Communication is your birthright. You are born into this world possessing all the powers you need to connect to your fellow beings and the world around you. You do not have to get in touch: you already are. You’re prewired for communication.
We each come into life fully experiencing, inseparably from ourselves, everyone and everything in every moment. As infants, we’re automatically connected to our world, even without language. A baby does not separate self from other. Watch how an infant stares at the shiny toys hanging from above its crib. See how the child and mother gaze at one another. No separation! This connection is the purest form of communication – immediate, total, direct. Communication is life itself.
Unfortunately, this natural connection blurs over time. Growing up and learning to see ourselves separate from everything else, we lose contact with our innate faculties. To reawaken these powers of communication we can use a little help. That’s what you’ll find in the following pages: guidance on how to release pent-up abilities for communicating – writing in particular – and living life in all respects more easily and instinctively: that’s fluency.
Whatever your occupation or role in life, the ten tools described in this book will help you to communicate with far greater ease and confidence. Since fewer and fewer people seem able to do so – especially through writing – communicating articulately gives you extra leverage in whatever you set out to accomplish at work, in groups, and with family and friends . . .
While seen through the window of writing, however, the powers described in this book point to something deeper: how to live a more satisfying life by expressing yourself genuinely and relating fully to the world and the people around you. In the process of writing the book, while examining my own experience, I realized that my insights about writing and communication apply to life more broadly. And when it comes to living, we’re each our own resident expert. We need only tap more deeply into our inborn talents.
From Chapter 6
Order Chaos
A to K: Eleven tips for getting clear
J – Get unstuck using “tricks”
When you find yourself with a seriously flawed or unsatisfactory first draft and you can’t see your way to fix it, here’s a technique (“a trick of the trade”) that helps me get unstuck. Go through your draft paragraph by paragraph and on a separate piece of paper list the subject of each paragraph using a couple of words or a short phrase – sort of like outlining after the fact. Reviewing this will help you to see where you’re stuck and what could work as a better organization.
As well, you’ll often find it far more efficient to rewrite something from scratch than to scratch your head for hours trying to fix something that’s bogged down. Your next draft will flow more freely. Try it.

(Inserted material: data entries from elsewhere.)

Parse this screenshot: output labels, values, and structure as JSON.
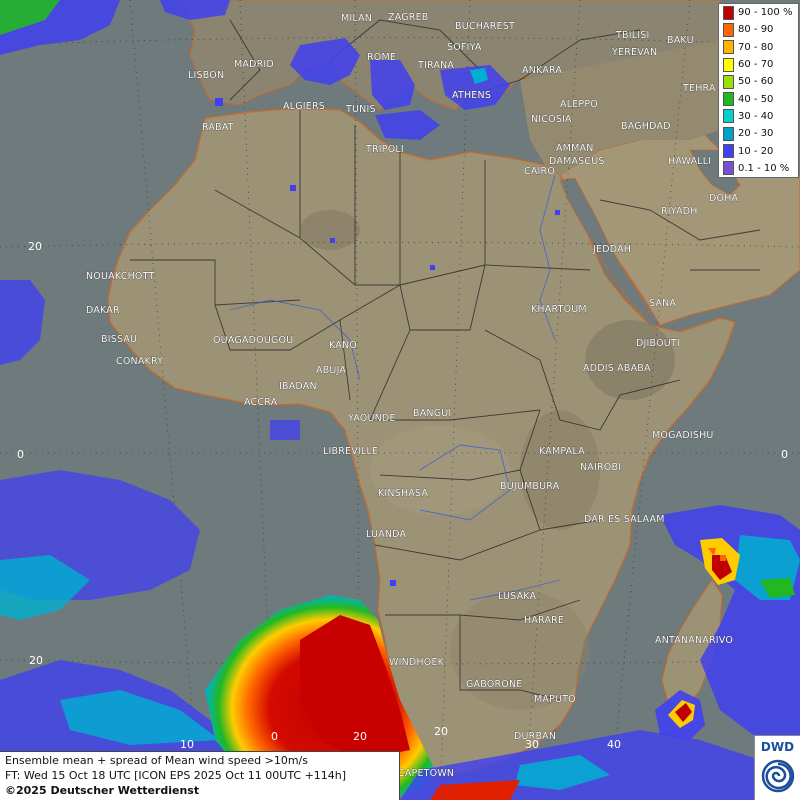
{
  "legend": {
    "items": [
      {
        "label": "90 - 100 %",
        "color": "#c00000"
      },
      {
        "label": "80 - 90",
        "color": "#ff6600"
      },
      {
        "label": "70 - 80",
        "color": "#ffb400"
      },
      {
        "label": "60 - 70",
        "color": "#ffff00"
      },
      {
        "label": "50 - 60",
        "color": "#9be000"
      },
      {
        "label": "40 - 50",
        "color": "#22b822"
      },
      {
        "label": "30 - 40",
        "color": "#00d2c8"
      },
      {
        "label": "20 - 30",
        "color": "#00a0c8"
      },
      {
        "label": "10 - 20",
        "color": "#4040f0"
      },
      {
        "label": "0.1 - 10 %",
        "color": "#7a50d0"
      }
    ]
  },
  "cities": [
    {
      "name": "MILAN"
    },
    {
      "name": "ZAGREB"
    },
    {
      "name": "BUCHAREST"
    },
    {
      "name": "BAKU"
    },
    {
      "name": "SOFIYA"
    },
    {
      "name": "TBILISI"
    },
    {
      "name": "YEREVAN"
    },
    {
      "name": "MADRID"
    },
    {
      "name": "ROME"
    },
    {
      "name": "TIRANA"
    },
    {
      "name": "ANKARA"
    },
    {
      "name": "TEHRA"
    },
    {
      "name": "LISBON"
    },
    {
      "name": "ATHENS"
    },
    {
      "name": "ALGIERS"
    },
    {
      "name": "TUNIS"
    },
    {
      "name": "ALEPPO"
    },
    {
      "name": "RABAT"
    },
    {
      "name": "NICOSIA"
    },
    {
      "name": "BAGHDAD"
    },
    {
      "name": "DAMASCUS"
    },
    {
      "name": "TRIPOLI"
    },
    {
      "name": "AMMAN"
    },
    {
      "name": "HAWALLI"
    },
    {
      "name": "CAIRO"
    },
    {
      "name": "DOHA"
    },
    {
      "name": "RIYADH"
    },
    {
      "name": "JEDDAH"
    },
    {
      "name": "NOUAKCHOTT"
    },
    {
      "name": "DAKAR"
    },
    {
      "name": "KHARTOUM"
    },
    {
      "name": "SANA"
    },
    {
      "name": "BISSAU"
    },
    {
      "name": "OUAGADOUGOU"
    },
    {
      "name": "KANO"
    },
    {
      "name": "DJIBOUTI"
    },
    {
      "name": "CONAKRY"
    },
    {
      "name": "ABUJA"
    },
    {
      "name": "ADDIS ABABA"
    },
    {
      "name": "IBADAN"
    },
    {
      "name": "ACCRA"
    },
    {
      "name": "YAOUNDE"
    },
    {
      "name": "BANGUI"
    },
    {
      "name": "MOGADISHU"
    },
    {
      "name": "LIBREVILLE"
    },
    {
      "name": "KAMPALA"
    },
    {
      "name": "NAIROBI"
    },
    {
      "name": "KINSHASA"
    },
    {
      "name": "BUJUMBURA"
    },
    {
      "name": "DAR ES SALAAM"
    },
    {
      "name": "LUANDA"
    },
    {
      "name": "LUSAKA"
    },
    {
      "name": "HARARE"
    },
    {
      "name": "ANTANANARIVO"
    },
    {
      "name": "WINDHOEK"
    },
    {
      "name": "GABORONE"
    },
    {
      "name": "MAPUTO"
    },
    {
      "name": "DURBAN"
    },
    {
      "name": "CAPETOWN"
    }
  ],
  "grid_labels": {
    "lat_20n": "20",
    "lat_0_left": "0",
    "lat_0_right": "0",
    "lat_20s": "20",
    "lon_10": "10",
    "lon_0": "0",
    "lon_20": "20",
    "lon_30": "30",
    "lon_40": "40"
  },
  "info": {
    "line1": "Ensemble mean + spread of Mean wind speed >10m/s",
    "line2": "FT: Wed 15 Oct 18 UTC [ICON EPS 2025 Oct 11 00UTC +114h]",
    "line3": "©2025 Deutscher Wetterdienst"
  },
  "logo": {
    "text": "DWD"
  }
}
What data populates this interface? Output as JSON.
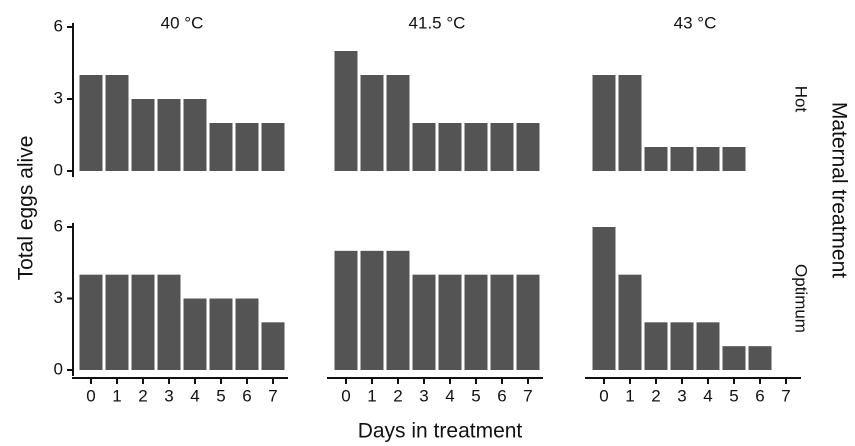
{
  "figure": {
    "ylabel": "Total eggs alive",
    "xlabel": "Days in treatment",
    "row_group_label": "Maternal treatment",
    "ylim": [
      0,
      6
    ],
    "yticks": [
      0,
      3,
      6
    ],
    "color": "#545454"
  },
  "chart_data": [
    {
      "type": "bar",
      "title": "40 °C",
      "values": [
        4,
        4,
        3,
        3,
        3,
        2,
        2,
        2
      ]
    },
    {
      "type": "bar",
      "title": "41.5 °C",
      "values": [
        5,
        4,
        4,
        2,
        2,
        2,
        2,
        2
      ]
    },
    {
      "type": "bar",
      "title": "43 °C",
      "row_label": "Hot",
      "values": [
        4,
        4,
        1,
        1,
        1,
        1,
        0,
        0
      ]
    },
    {
      "type": "bar",
      "categories": [
        0,
        1,
        2,
        3,
        4,
        5,
        6,
        7
      ],
      "values": [
        4,
        4,
        4,
        4,
        3,
        3,
        3,
        2
      ]
    },
    {
      "type": "bar",
      "categories": [
        0,
        1,
        2,
        3,
        4,
        5,
        6,
        7
      ],
      "values": [
        5,
        5,
        5,
        4,
        4,
        4,
        4,
        4
      ]
    },
    {
      "type": "bar",
      "row_label": "Optimum",
      "categories": [
        0,
        1,
        2,
        3,
        4,
        5,
        6,
        7
      ],
      "values": [
        6,
        4,
        2,
        2,
        2,
        1,
        1,
        0
      ]
    }
  ]
}
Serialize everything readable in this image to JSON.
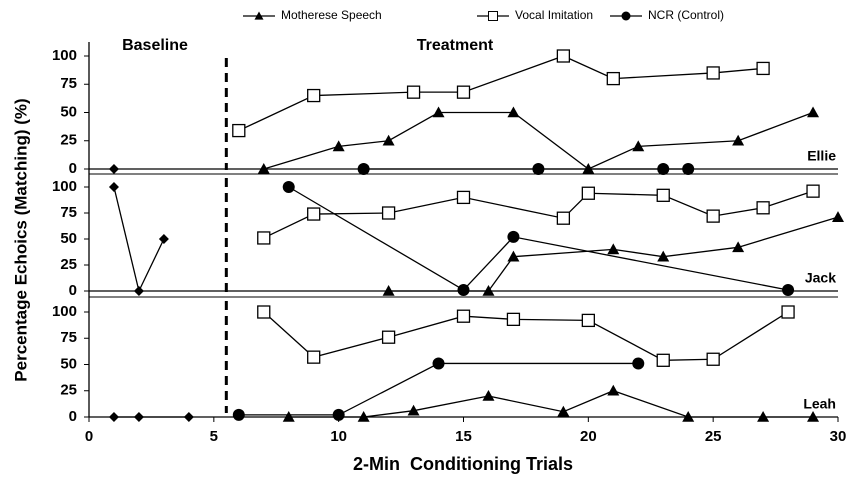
{
  "chart_data": [
    {
      "type": "line",
      "label": "Ellie",
      "phase_labels": [
        "Baseline",
        "Treatment"
      ],
      "phase_line": 5.5,
      "xlim": [
        0,
        30
      ],
      "ylim": [
        0,
        100
      ],
      "yticks": [
        0,
        25,
        50,
        75,
        100
      ],
      "series": [
        {
          "name": "Motherese Speech",
          "color": "#000000",
          "marker": "triangle",
          "x": [
            7,
            10,
            12,
            14,
            17,
            20,
            22,
            26,
            29
          ],
          "values": [
            0,
            20,
            25,
            50,
            50,
            0,
            20,
            25,
            50
          ]
        },
        {
          "name": "Vocal Imitation",
          "color": "#000000",
          "marker": "square",
          "x": [
            6,
            9,
            13,
            15,
            19,
            21,
            25,
            27
          ],
          "values": [
            34,
            65,
            68,
            68,
            100,
            80,
            85,
            89
          ]
        },
        {
          "name": "NCR (Control)",
          "color": "#000000",
          "marker": "circle",
          "x": [
            11,
            18,
            23,
            24
          ],
          "values": [
            0,
            0,
            0,
            0
          ]
        },
        {
          "color": "#000000",
          "marker": "diamond",
          "x": [
            1
          ],
          "values": [
            0
          ]
        }
      ]
    },
    {
      "type": "line",
      "label": "Jack",
      "phase_line": 5.5,
      "ylabel": "Percentage Echoics (Matching) (%)",
      "xlim": [
        0,
        30
      ],
      "ylim": [
        0,
        100
      ],
      "yticks": [
        0,
        25,
        50,
        75,
        100
      ],
      "series": [
        {
          "color": "#000000",
          "marker": "triangle",
          "x": [
            12,
            16,
            17,
            21,
            23,
            26,
            30
          ],
          "values": [
            0,
            0,
            33,
            40,
            33,
            42,
            71
          ]
        },
        {
          "color": "#000000",
          "marker": "square",
          "x": [
            7,
            9,
            12,
            15,
            19,
            20,
            23,
            25,
            27,
            29
          ],
          "values": [
            51,
            74,
            75,
            90,
            70,
            94,
            92,
            72,
            80,
            96
          ]
        },
        {
          "color": "#000000",
          "marker": "circle",
          "x": [
            8,
            15,
            17,
            28
          ],
          "values": [
            100,
            1,
            52,
            1
          ]
        },
        {
          "color": "#000000",
          "marker": "diamond",
          "x": [
            1,
            2,
            3
          ],
          "values": [
            100,
            0,
            50
          ]
        }
      ]
    },
    {
      "type": "line",
      "label": "Leah",
      "phase_line": 5.5,
      "xlabel": "2-Min  Conditioning Trials",
      "xlim": [
        0,
        30
      ],
      "xticks": [
        0,
        5,
        10,
        15,
        20,
        25,
        30
      ],
      "ylim": [
        0,
        100
      ],
      "yticks": [
        0,
        25,
        50,
        75,
        100
      ],
      "series": [
        {
          "color": "#000000",
          "marker": "triangle",
          "x": [
            8,
            11,
            13,
            16,
            19,
            21,
            24,
            27,
            29
          ],
          "values": [
            0,
            0,
            6,
            20,
            5,
            25,
            0,
            0,
            0
          ]
        },
        {
          "color": "#000000",
          "marker": "square",
          "x": [
            7,
            9,
            12,
            15,
            17,
            20,
            23,
            25,
            28
          ],
          "values": [
            100,
            57,
            76,
            96,
            93,
            92,
            54,
            55,
            100
          ]
        },
        {
          "color": "#000000",
          "marker": "circle",
          "x": [
            6,
            10,
            14,
            22
          ],
          "values": [
            2,
            2,
            51,
            51
          ]
        },
        {
          "color": "#000000",
          "marker": "diamond",
          "x": [
            1,
            2,
            4
          ],
          "values": [
            0,
            0,
            0
          ]
        }
      ]
    }
  ]
}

You can also get unstuck with troublesome drafts and avoid being intimidated by large projects if you break them up into a series of smaller sections, much like you would tear up a slice of bread instead of shoving the whole thing into your mouth. Completing a project section by section gives you a sense of growing satisfaction. Moreover, you can skip problematic parts and return to them when, in the context of having the others done, things become clearer and the job, less daunting. Remember the old dictum “Divide and conquer.”
Yet another trick you can try if you’re stuck figuring out what to write or how to say something is to pretend that whatever it is – for example, a title, a visual image, or a whole outline – has already been created and produced. Close your eyes and picture the finished item in front of you. What’s the first thing you see? Don’t dismiss anything that arises. Use your imagination freely. You can employ this technique in any aspect of your life, whether you’re thinking of a dish to cook for dinner or imaging where you want to take your next vacation. Close your eyes and see what appears.
From Chapter 10
Trust Yourself
Being and Evolving One of the most effective ways to evolve as a human being is to continually deepen your communication. Learn to trust yourself – in fact, to find yourself – by finding confidence in your inherent ability to connect with your fellow human beings.
Just to give one example, when you begin writing something, after all of your research, outlining, and thought, put aside your plans and notes – and doubts – and allow yourself to write freely and directly. Turn off the little doubting, negative editor inside. Don’t worry about mistakes, contradictions, or awkwardness. Everything can be checked,corrected, and edited later.
Writing is like speaking your native language: most of the time, you don’t have to think what words to speak, they arise spontaneously, virtually instinctively – hence, fluently. Writing can work the same way. Let it flow. Trust yourself.
If you get stuck, don’t worry. As I’ve advised earlier, just skip the sentence, paragraph, or section you’re stuck in and go on to the next. You can always come back and fill in any gaps. Having a few gaps to fill is less intimidating than facing an entirely empty document. How to fill the gaps becomes clearer and easier when you’ve completed the surrounding material.
Skipping problems and returning to them later is a variation on the knack of giving yourself a break, pausing and turning your mind to other things rather than pounding your head against the wall trying to figure something out. We all have a tendency to be far too hard on ourselves. If we each took life easier, life would be easier for all of us.
Gaining confidence entails learning how not to be stuck – stuck in habits from the past, stuck in narrow thinking, bogged down in fears of the unknown. The secret to practicing being yourself and not being stuck is to live a full life, responsive to the world around you and to other people, as they actually are, now, moment by moment.